There is no father in that family. He left, when the little one got sick.
Yesterday when I was in the camera shop, complaining about my camera (and wanting a new one,) the manager, who always serves me, came over close and said
“I think you have something in your hair” and he actually took hold of my hair and pulled a strand of dried seaweed out of it.
I don’t know which was the most unsettling, the fact that the seaweed was there, or that this man pulled it out.
“I’d hate it to be a tick”, he said.
Later, the woolly was teasing. “The man in the camera shop loves you .He was stroking your arm”

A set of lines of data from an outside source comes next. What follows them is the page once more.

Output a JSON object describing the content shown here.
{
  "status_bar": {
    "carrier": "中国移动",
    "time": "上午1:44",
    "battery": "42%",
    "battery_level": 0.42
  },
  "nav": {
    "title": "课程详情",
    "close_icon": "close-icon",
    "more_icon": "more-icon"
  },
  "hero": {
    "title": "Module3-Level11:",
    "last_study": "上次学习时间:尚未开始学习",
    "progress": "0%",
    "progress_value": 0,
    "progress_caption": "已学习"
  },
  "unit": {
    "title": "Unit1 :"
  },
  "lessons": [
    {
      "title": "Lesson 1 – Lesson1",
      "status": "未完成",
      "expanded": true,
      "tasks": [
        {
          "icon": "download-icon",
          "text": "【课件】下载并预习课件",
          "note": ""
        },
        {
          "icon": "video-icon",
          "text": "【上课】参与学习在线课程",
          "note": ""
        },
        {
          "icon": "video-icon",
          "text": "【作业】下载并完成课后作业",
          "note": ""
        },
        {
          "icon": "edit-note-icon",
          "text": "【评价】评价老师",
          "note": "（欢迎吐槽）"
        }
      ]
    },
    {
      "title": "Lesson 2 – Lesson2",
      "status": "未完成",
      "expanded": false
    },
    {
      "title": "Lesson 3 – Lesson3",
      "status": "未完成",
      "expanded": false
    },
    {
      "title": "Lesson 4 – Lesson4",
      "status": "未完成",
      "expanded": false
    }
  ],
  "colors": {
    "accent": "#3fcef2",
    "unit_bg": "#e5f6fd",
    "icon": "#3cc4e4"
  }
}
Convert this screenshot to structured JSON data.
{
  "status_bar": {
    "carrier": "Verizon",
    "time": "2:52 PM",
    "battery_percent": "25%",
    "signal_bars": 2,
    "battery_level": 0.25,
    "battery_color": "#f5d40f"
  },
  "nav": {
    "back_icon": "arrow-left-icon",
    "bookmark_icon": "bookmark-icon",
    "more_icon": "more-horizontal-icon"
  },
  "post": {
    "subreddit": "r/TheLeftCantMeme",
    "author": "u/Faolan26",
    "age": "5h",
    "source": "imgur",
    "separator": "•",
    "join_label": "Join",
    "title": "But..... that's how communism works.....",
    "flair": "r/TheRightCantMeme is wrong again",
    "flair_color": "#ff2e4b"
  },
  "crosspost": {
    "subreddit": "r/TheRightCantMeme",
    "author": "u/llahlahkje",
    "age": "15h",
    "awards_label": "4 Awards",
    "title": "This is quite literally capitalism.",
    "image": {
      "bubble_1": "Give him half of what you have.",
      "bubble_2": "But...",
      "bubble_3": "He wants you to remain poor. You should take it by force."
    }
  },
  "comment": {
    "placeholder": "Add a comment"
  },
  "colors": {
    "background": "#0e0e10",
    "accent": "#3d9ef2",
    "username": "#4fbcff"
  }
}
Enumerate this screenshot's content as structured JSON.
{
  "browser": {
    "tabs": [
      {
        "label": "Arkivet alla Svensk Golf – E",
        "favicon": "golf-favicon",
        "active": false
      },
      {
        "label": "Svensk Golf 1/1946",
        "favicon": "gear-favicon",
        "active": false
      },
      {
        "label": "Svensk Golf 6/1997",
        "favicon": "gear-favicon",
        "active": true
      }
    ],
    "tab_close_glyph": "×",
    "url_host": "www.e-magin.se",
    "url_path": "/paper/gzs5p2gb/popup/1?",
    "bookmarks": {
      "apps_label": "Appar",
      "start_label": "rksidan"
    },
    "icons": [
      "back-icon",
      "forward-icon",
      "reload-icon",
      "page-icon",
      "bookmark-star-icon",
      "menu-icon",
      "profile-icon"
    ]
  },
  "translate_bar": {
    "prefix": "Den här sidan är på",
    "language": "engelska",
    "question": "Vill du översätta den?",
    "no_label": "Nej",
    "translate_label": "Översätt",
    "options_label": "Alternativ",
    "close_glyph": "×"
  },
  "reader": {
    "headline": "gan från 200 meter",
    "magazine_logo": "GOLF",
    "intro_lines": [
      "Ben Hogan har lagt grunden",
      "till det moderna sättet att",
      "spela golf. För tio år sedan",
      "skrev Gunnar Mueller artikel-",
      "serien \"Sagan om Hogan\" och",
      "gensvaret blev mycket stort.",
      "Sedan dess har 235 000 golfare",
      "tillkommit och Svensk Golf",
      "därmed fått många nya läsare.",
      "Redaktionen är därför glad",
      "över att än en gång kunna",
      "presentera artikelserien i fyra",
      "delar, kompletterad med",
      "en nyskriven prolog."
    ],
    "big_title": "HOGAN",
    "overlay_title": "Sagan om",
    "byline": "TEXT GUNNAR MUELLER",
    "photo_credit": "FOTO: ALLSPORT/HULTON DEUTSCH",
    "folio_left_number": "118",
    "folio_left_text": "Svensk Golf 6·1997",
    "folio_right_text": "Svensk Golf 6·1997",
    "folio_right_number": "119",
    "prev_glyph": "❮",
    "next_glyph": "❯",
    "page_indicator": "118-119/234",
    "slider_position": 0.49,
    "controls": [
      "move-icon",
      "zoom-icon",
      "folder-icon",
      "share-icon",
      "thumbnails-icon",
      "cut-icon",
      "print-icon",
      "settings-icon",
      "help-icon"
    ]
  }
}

And I hadn’t even noticed, until the woolly told me, that he had indeed been stroking my arm as he spoke to me. And had extracted one of the two pieces of seaweed embedded in my nasty tangled hair.
self portrait with child
The daughter is surly to the nth dgree. She is a piece of cactus she is prickly she is sharp. She shouts and flounces. She argues and screams. She tries on eyeliner and scowls.
I think to myself that dealing with her sleeplessness and changing her nappies was far easier than dealing with that with which she encumbers me right now.
I have in-laws here from Europe:they cannot understand the flux in which my family exists. They are on holidays, I am not. I have mortally offended all of them. They think I am a failure as a wife to their beloved, because I work and do all the other things I do. I don’t speak German, so they give me a headache. I wish I could go swanning around the continent like they do, but right now I can’t. I shall look at the pics with the Damatijan families, on the beautiful coast of Croatia, and duly give my comments: pretty, lovely. The girls in that side of the family all look like supermodels, and make me look like a rotten old anglo-australian overbaked potato.
I hope they go soon.
I can’t bear to see myself through their eyes.